Feb 9, 2016
Even though chronic pain affects an estimated 20 percent of people worldwide and accounts for nearly one-fifth of physician visits, it is represented in the International Classification of Diseases (ICD) in a highly unsystematic manner. One way to ensure that chronic pain receives greater attention as a global health priority is to improve the diagnostic classification.
In response to this need, IASP has created an international task force of pain experts headed by President Rolf-Detlef Treede that in close cooperation with the World Health Organization has developed a proposal for a systematic and pragmatic classification of chronic pain. The goal is to create a classification system for the upcoming 11th revision of the ICD that is equally useful in primary care and in settings for specialized pain management.
Two specialists in chronic postsurgical pain, Patricia Lavand’homme (University Catholic of Louvain, Brussels, Belgium) and Stephan Schug (University of Western Australia and Royal Perth Hospital, Perth, Australia) are part of IASP’s ICD-11 team. Their report here focuses on ICD revisions in postsurgical and posttraumatic pain.
Chronic pain, they write, has long been recognized as pain that lasts beyond the normal healing time, thus lacking the acute warning function of physiological nociception. For the purpose of the ICD, this was pragmatically defined as pain that persists or recurs for more than three months. Such pain is frequent after surgery and some types of traumatic injuries. For these instances, new diagnostic codes of postsurgical and posttraumatic pain have been created. They are defined as pain that began after a surgical procedure or a tissue injury (including burns) at the site of the trauma and lasts at least three months after this initial event.
In view of the different causality—planned surgical intervention as opposed to accidental injury—and from a medical-legal perspective, a separation between postsurgical pain and pain after all other trauma was regarded as useful, although similar processes may underlie the ensuing pain syndrome.

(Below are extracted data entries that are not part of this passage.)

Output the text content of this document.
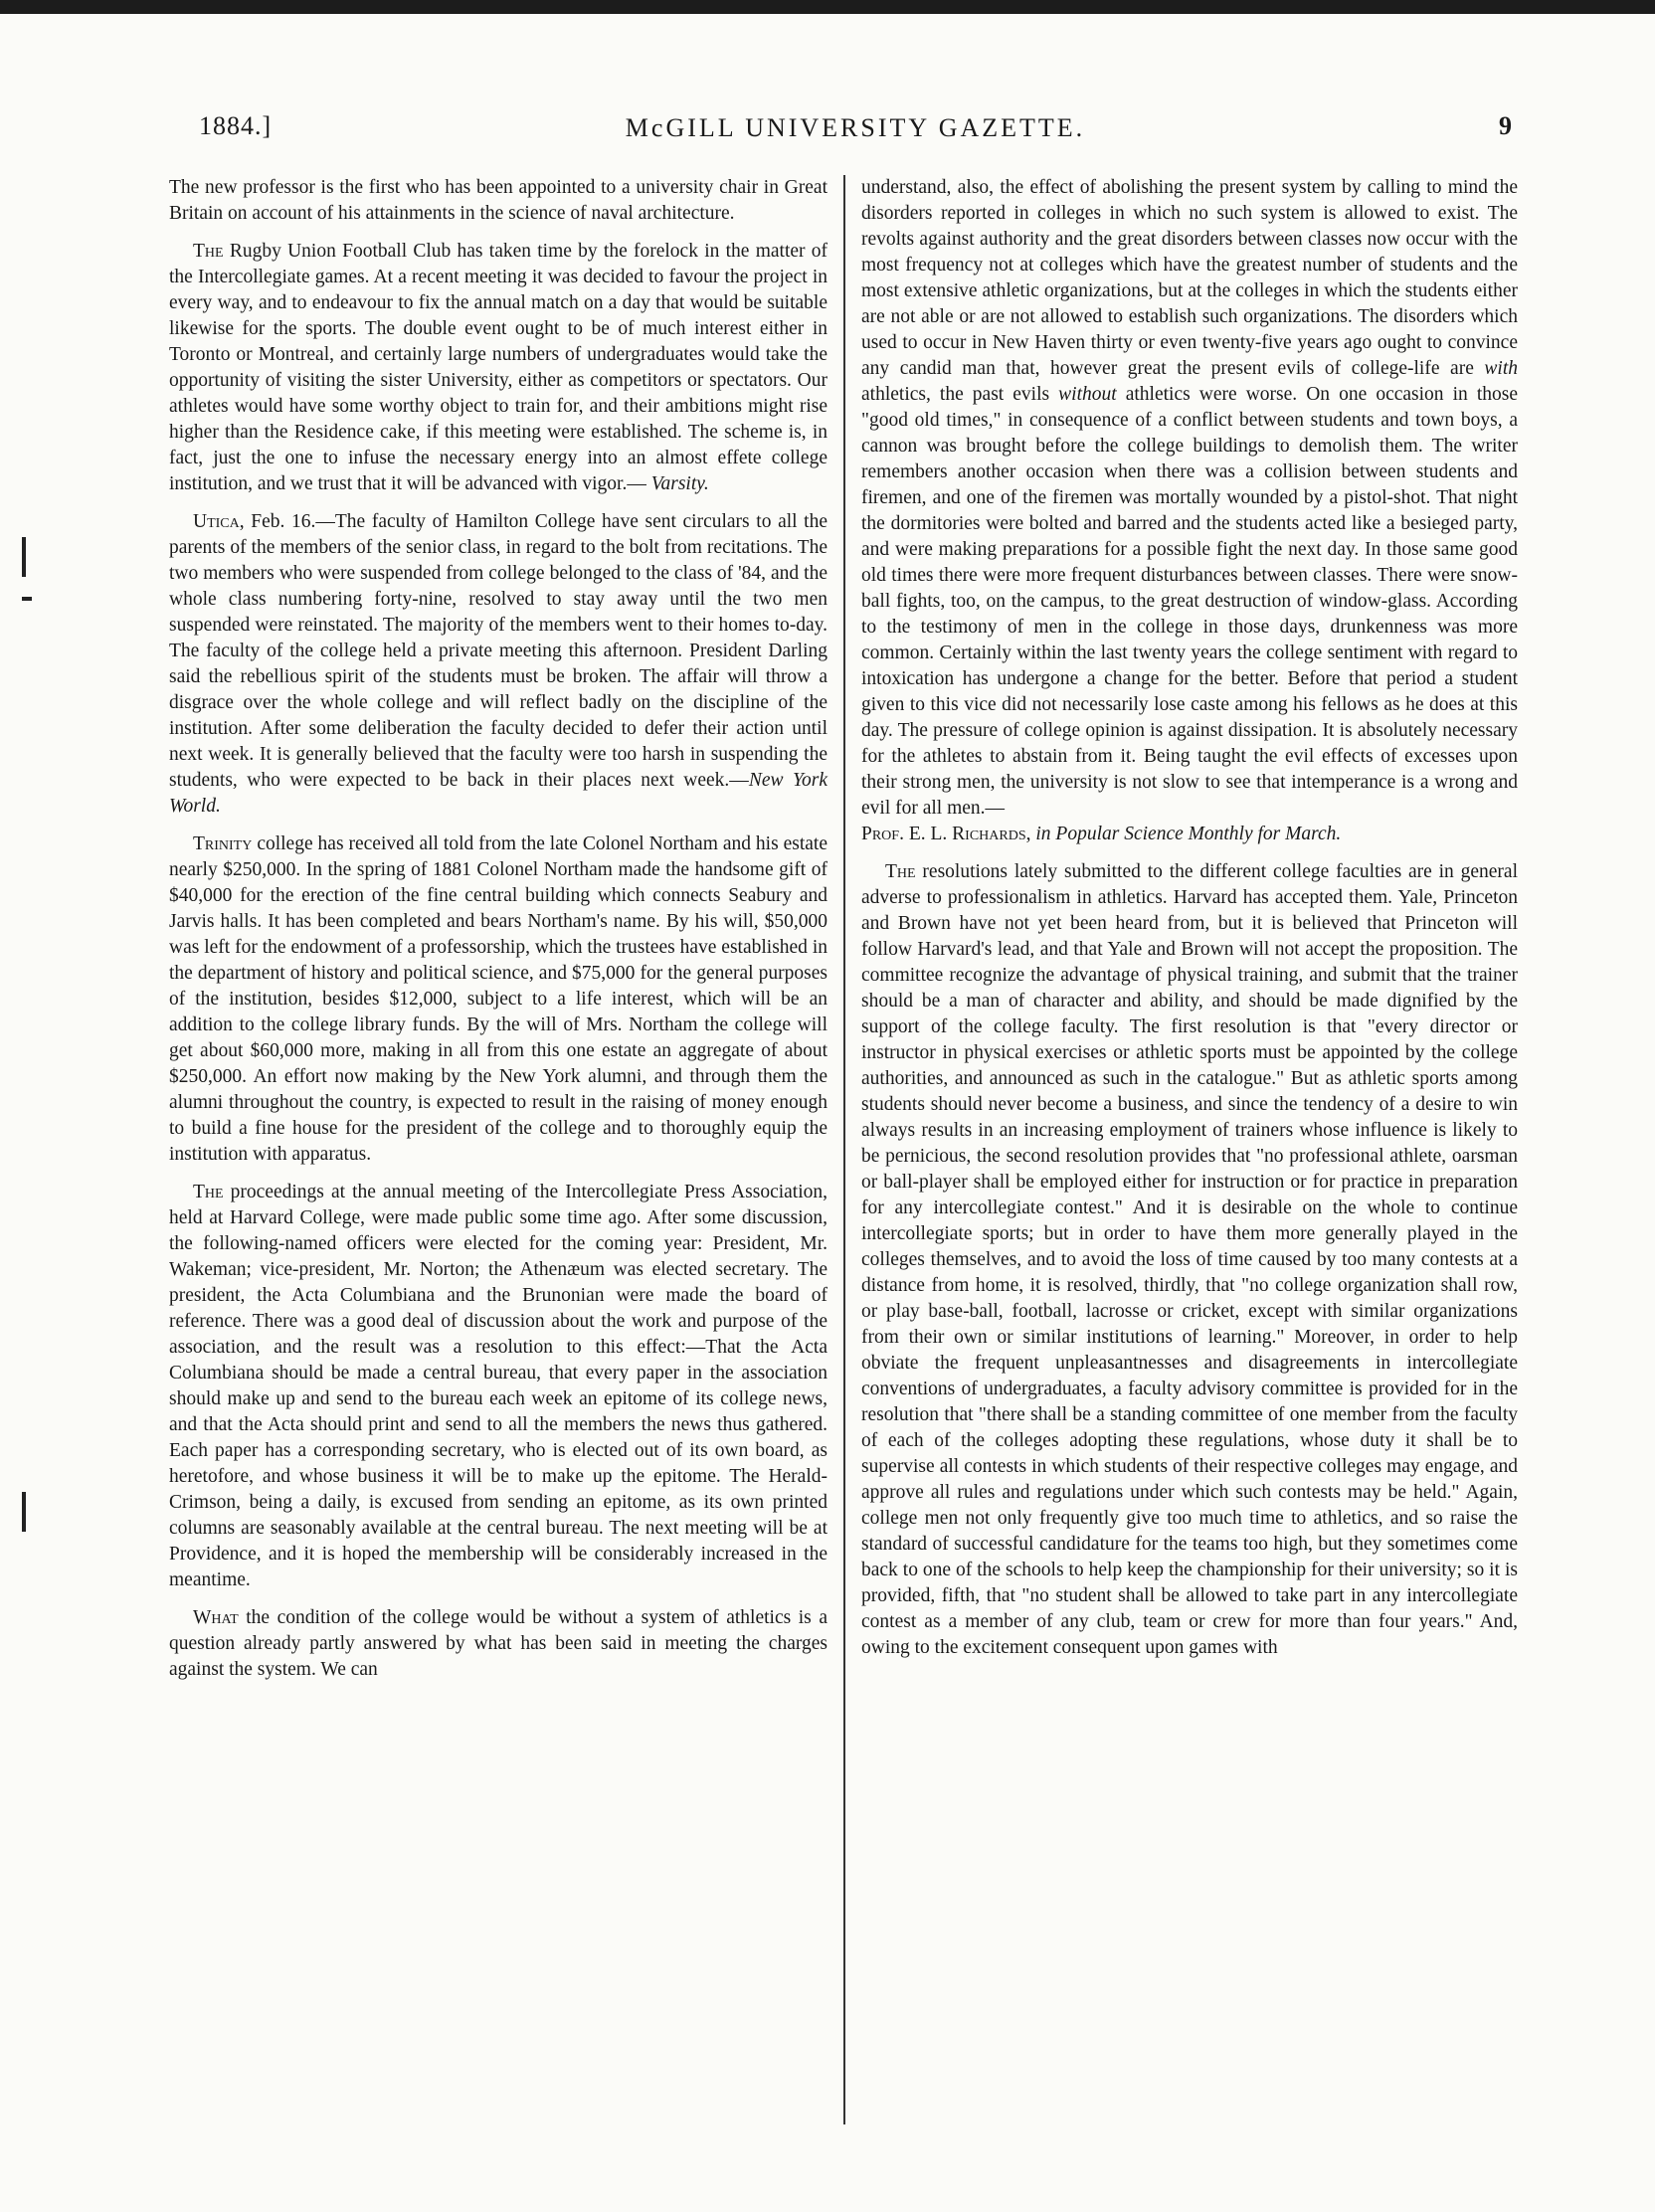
1884.]	McGILL UNIVERSITY GAZETTE.	9

The new professor is the first who has been appointed to a university chair in Great Britain on account of his attainments in the science of naval architecture.

The Rugby Union Football Club has taken time by the forelock in the matter of the Intercollegiate games. At a recent meeting it was decided to favour the project in every way, and to endeavour to fix the annual match on a day that would be suitable likewise for the sports. The double event ought to be of much interest either in Toronto or Montreal, and certainly large numbers of undergraduates would take the opportunity of visiting the sister University, either as competitors or spectators. Our athletes would have some worthy object to train for, and their ambitions might rise higher than the Residence cake, if this meeting were established. The scheme is, in fact, just the one to infuse the necessary energy into an almost effete college institution, and we trust that it will be advanced with vigor.— Varsity.

Utica, Feb. 16.—The faculty of Hamilton College have sent circulars to all the parents of the members of the senior class, in regard to the bolt from recitations. The two members who were suspended from college belonged to the class of '84, and the whole class numbering forty-nine, resolved to stay away until the two men suspended were reinstated. The majority of the members went to their homes to-day. The faculty of the college held a private meeting this afternoon. President Darling said the rebellious spirit of the students must be broken. The affair will throw a disgrace over the whole college and will reflect badly on the discipline of the institution. After some deliberation the faculty decided to defer their action until next week. It is generally believed that the faculty were too harsh in suspending the students, who were expected to be back in their places next week.—New York World.

Trinity college has received all told from the late Colonel Northam and his estate nearly $250,000. In the spring of 1881 Colonel Northam made the handsome gift of $40,000 for the erection of the fine central building which connects Seabury and Jarvis halls. It has been completed and bears Northam's name. By his will, $50,000 was left for the endowment of a professorship, which the trustees have established in the department of history and political science, and $75,000 for the general purposes of the institution, besides $12,000, subject to a life interest, which will be an addition to the college library funds. By the will of Mrs. Northam the college will get about $60,000 more, making in all from this one estate an aggregate of about $250,000. An effort now making by the New York alumni, and through them the alumni throughout the country, is expected to result in the raising of money enough to build a fine house for the president of the college and to thoroughly equip the institution with apparatus.

The proceedings at the annual meeting of the Intercollegiate Press Association, held at Harvard College, were made public some time ago. After some discussion, the following-named officers were elected for the coming year: President, Mr. Wakeman; vice-president, Mr. Norton; the Athenæum was elected secretary. The president, the Acta Columbiana and the Brunonian were made the board of reference. There was a good deal of discussion about the work and purpose of the association, and the result was a resolution to this effect:—That the Acta Columbiana should be made a central bureau, that every paper in the association should make up and send to the bureau each week an epitome of its college news, and that the Acta should print and send to all the members the news thus gathered. Each paper has a corresponding secretary, who is elected out of its own board, as heretofore, and whose business it will be to make up the epitome. The Herald-Crimson, being a daily, is excused from sending an epitome, as its own printed columns are seasonably available at the central bureau. The next meeting will be at Providence, and it is hoped the membership will be considerably increased in the meantime.

What the condition of the college would be without a system of athletics is a question already partly answered by what has been said in meeting the charges against the system. We can

understand, also, the effect of abolishing the present system by calling to mind the disorders reported in colleges in which no such system is allowed to exist. The revolts against authority and the great disorders between classes now occur with the most frequency not at colleges which have the greatest number of students and the most extensive athletic organizations, but at the colleges in which the students either are not able or are not allowed to establish such organizations. The disorders which used to occur in New Haven thirty or even twenty-five years ago ought to convince any candid man that, however great the present evils of college-life are with athletics, the past evils without athletics were worse. On one occasion in those "good old times," in consequence of a conflict between students and town boys, a cannon was brought before the college buildings to demolish them. The writer remembers another occasion when there was a collision between students and firemen, and one of the firemen was mortally wounded by a pistol-shot. That night the dormitories were bolted and barred and the students acted like a besieged party, and were making preparations for a possible fight the next day. In those same good old times there were more frequent disturbances between classes. There were snow-ball fights, too, on the campus, to the great destruction of window-glass. According to the testimony of men in the college in those days, drunkenness was more common. Certainly within the last twenty years the college sentiment with regard to intoxication has undergone a change for the better. Before that period a student given to this vice did not necessarily lose caste among his fellows as he does at this day. The pressure of college opinion is against dissipation. It is absolutely necessary for the athletes to abstain from it. Being taught the evil effects of excesses upon their strong men, the university is not slow to see that intemperance is a wrong and evil for all men.—
Prof. E. L. Richards, in Popular Science Monthly for March.

The resolutions lately submitted to the different college faculties are in general adverse to professionalism in athletics. Harvard has accepted them. Yale, Princeton and Brown have not yet been heard from, but it is believed that Princeton will follow Harvard's lead, and that Yale and Brown will not accept the proposition. The committee recognize the advantage of physical training, and submit that the trainer should be a man of character and ability, and should be made dignified by the support of the college faculty. The first resolution is that "every director or instructor in physical exercises or athletic sports must be appointed by the college authorities, and announced as such in the catalogue." But as athletic sports among students should never become a business, and since the tendency of a desire to win always results in an increasing employment of trainers whose influence is likely to be pernicious, the second resolution provides that "no professional athlete, oarsman or ball-player shall be employed either for instruction or for practice in preparation for any intercollegiate contest." And it is desirable on the whole to continue intercollegiate sports; but in order to have them more generally played in the colleges themselves, and to avoid the loss of time caused by too many contests at a distance from home, it is resolved, thirdly, that "no college organization shall row, or play base-ball, football, lacrosse or cricket, except with similar organizations from their own or similar institutions of learning." Moreover, in order to help obviate the frequent unpleasantnesses and disagreements in intercollegiate conventions of undergraduates, a faculty advisory committee is provided for in the resolution that "there shall be a standing committee of one member from the faculty of each of the colleges adopting these regulations, whose duty it shall be to supervise all contests in which students of their respective colleges may engage, and approve all rules and regulations under which such contests may be held." Again, college men not only frequently give too much time to athletics, and so raise the standard of successful candidature for the teams too high, but they sometimes come back to one of the schools to help keep the championship for their university; so it is provided, fifth, that "no student shall be allowed to take part in any intercollegiate contest as a member of any club, team or crew for more than four years." And, owing to the excitement consequent upon games with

Surgical procedures that most frequently cause chronic postsurgical pain are breast surgery, herniotomy, thoracic surgery, and amputations. In around one-third of cases, chronic postsurgical pain is of neuropathic origin. It is known that pain that includes such a neuropathic component is usually more severe than nociceptive pain and often affects the quality of life more adversely.
In order to meet the criteria of the proposed diagnoses of chronic postsurgical pain, other causes of such pain (such as an infection or pain from a preexisting pain problem or the recurrence of a malignancy) need to be excluded. The new diagnosis will allow coding of postsurgical pain syndromes in a comprehensive and straightforward manner, thereby improving the recognition of chronic postsurgical pain and patient care.
In the proposed classification, chronic posttraumatic pain is conceived in parallel to postsurgical pain as pain that develops after a traumatic tissue injury (including burn injuries) and persists beyond three months after the initial trauma. Typical examples for chronic posttraumatic pain include posttraumatic osteoarthritis after joint injuries and chronic pain after acute back injury and whiplash injury as well as chronic pain syndromes following burn injuries.
Optional specifiers for each diagnosis allow recording the severity of the pain. Pain severity can be graded based on pain intensity, pain-related distress, and functional impairment. In addition, evidence for the presence of psychosocial factors may be recorded.
These pain diagnoses are now integrated in the beta version of ICD-11.
Inclusion of these categories in the classification will strengthen the representation of chronic pain conditions in clinical practice and research and contribute to IASP’s mission of studying pain and alleviating the suffering caused by it.